OK, more progress during more C++ compilation :sweat_smile:

from std.reflection import get_type_name

def work_with_tuple[*elems: Movable](obj: Tuple[*elems]):
    print(get_type_name[type_of(obj)]())

struct Container[
    T1: type_of(Tuple[...]),  # So type_of(Tuple[...]) is a Trait for TupleLike?
    T2: type_of(Tuple[...]),
]:
    # Since T1 and T2 are TupleLike, they have .element_types, good!
    comptime Elems1 = Self.T1.element_types
    comptime Elems2 = Self.T2.element_types

    # Since T1 and T2 is known now, so we can store v1 and v2, good!
    var v1: Self.T1
    var v2: Self.T2

    def __init__(out self, var v1: Self.T1, var v2: Self.T2):
        work_with_tuple(v1)
        work_with_tuple(v2)
        # we need to move it unfortunately, Copyable is not inferred correctly.
        self.v1 = v1^
        self.v2 = v2^

def detour(var v1: Tuple[...], var v2: Tuple[...]) -> Container[type_of(v1), type_of(v2)]:
    return Container[type_of(v1), type_of(v2)](v1^, v2^)

def main():
    _ = detour((1,2), (3,4,5))  # It worked!

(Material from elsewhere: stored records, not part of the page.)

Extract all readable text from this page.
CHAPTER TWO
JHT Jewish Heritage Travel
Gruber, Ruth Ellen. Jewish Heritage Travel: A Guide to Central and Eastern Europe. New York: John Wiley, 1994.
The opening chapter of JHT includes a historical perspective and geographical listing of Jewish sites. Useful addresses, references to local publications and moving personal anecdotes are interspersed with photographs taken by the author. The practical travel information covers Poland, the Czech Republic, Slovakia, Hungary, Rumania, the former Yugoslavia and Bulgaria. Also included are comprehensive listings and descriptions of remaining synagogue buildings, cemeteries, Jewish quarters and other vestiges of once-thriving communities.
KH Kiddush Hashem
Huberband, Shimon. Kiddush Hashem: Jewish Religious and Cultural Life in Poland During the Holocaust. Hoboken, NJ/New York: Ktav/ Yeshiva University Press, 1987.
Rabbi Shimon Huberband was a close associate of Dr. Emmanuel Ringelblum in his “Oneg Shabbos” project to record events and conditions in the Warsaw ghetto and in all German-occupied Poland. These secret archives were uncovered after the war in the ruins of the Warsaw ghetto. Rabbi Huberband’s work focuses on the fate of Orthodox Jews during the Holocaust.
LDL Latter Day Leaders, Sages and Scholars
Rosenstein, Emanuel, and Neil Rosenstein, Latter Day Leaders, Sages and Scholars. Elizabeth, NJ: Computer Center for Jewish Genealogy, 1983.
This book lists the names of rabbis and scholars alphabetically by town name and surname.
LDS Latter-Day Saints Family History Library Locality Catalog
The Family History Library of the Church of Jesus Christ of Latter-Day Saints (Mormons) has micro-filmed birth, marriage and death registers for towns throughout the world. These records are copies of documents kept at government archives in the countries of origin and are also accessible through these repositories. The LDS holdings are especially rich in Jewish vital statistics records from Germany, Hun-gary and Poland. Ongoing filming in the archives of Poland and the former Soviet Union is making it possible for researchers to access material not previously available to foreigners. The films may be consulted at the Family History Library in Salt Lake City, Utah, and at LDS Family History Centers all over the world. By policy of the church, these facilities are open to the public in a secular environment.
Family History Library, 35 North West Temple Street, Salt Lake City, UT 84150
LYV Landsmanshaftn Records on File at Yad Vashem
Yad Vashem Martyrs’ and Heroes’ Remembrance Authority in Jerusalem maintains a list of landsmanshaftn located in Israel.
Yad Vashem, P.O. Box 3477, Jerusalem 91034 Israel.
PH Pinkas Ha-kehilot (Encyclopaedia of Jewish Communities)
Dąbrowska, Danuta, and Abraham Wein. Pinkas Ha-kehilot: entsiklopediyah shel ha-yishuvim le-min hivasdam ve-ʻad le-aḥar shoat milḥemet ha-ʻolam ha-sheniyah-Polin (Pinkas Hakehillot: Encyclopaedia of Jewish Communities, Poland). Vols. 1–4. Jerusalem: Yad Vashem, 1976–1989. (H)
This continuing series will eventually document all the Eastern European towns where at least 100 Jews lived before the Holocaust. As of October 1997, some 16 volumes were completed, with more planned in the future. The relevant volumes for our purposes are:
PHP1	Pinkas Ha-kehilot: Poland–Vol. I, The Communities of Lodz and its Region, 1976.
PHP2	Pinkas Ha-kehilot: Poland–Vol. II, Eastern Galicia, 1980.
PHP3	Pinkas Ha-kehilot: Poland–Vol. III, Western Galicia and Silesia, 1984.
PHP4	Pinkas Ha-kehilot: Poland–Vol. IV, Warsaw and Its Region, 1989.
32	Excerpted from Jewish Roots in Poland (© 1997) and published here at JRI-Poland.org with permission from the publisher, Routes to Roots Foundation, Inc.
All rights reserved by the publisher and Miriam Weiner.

Ugly!

Is there any chance we can omit the detour to enforce the type inference?

This is similar to Comptime parameterized return type - #12 by jbemmel

The ‘rebind’ would ideally be inferred

Try

from std.reflection import get_type_name


def work_with_tuple[*elems: Movable](obj: Tuple[*elems]):
    print(get_type_name[type_of(obj)]())


struct Container[
    Elems1: Variadic.TypesOfTrait[Movable],
    Elems2: Variadic.TypesOfTrait[Movable],
]:
    # Since T1 and T2 is known now, so we can store v1 and v2, good!
    var v1: Tuple[*Self.Elems1]
    var v2: Tuple[*Self.Elems2]

    def __init__(
        out self, var v1: Tuple[*Self.Elems1], var v2: Tuple[*Self.Elems2]
    ):
        work_with_tuple(v1)
        work_with_tuple(v2)
        # we need to move it unfortunately, Copyable is not inferred correctly.
        self.v1 = v1^
        self.v2 = v2^


def main():
    _ = Container((1, 2), (3, 4, 5))

BTW, I think Chris is working on improving variadics as well, this will be improved soon.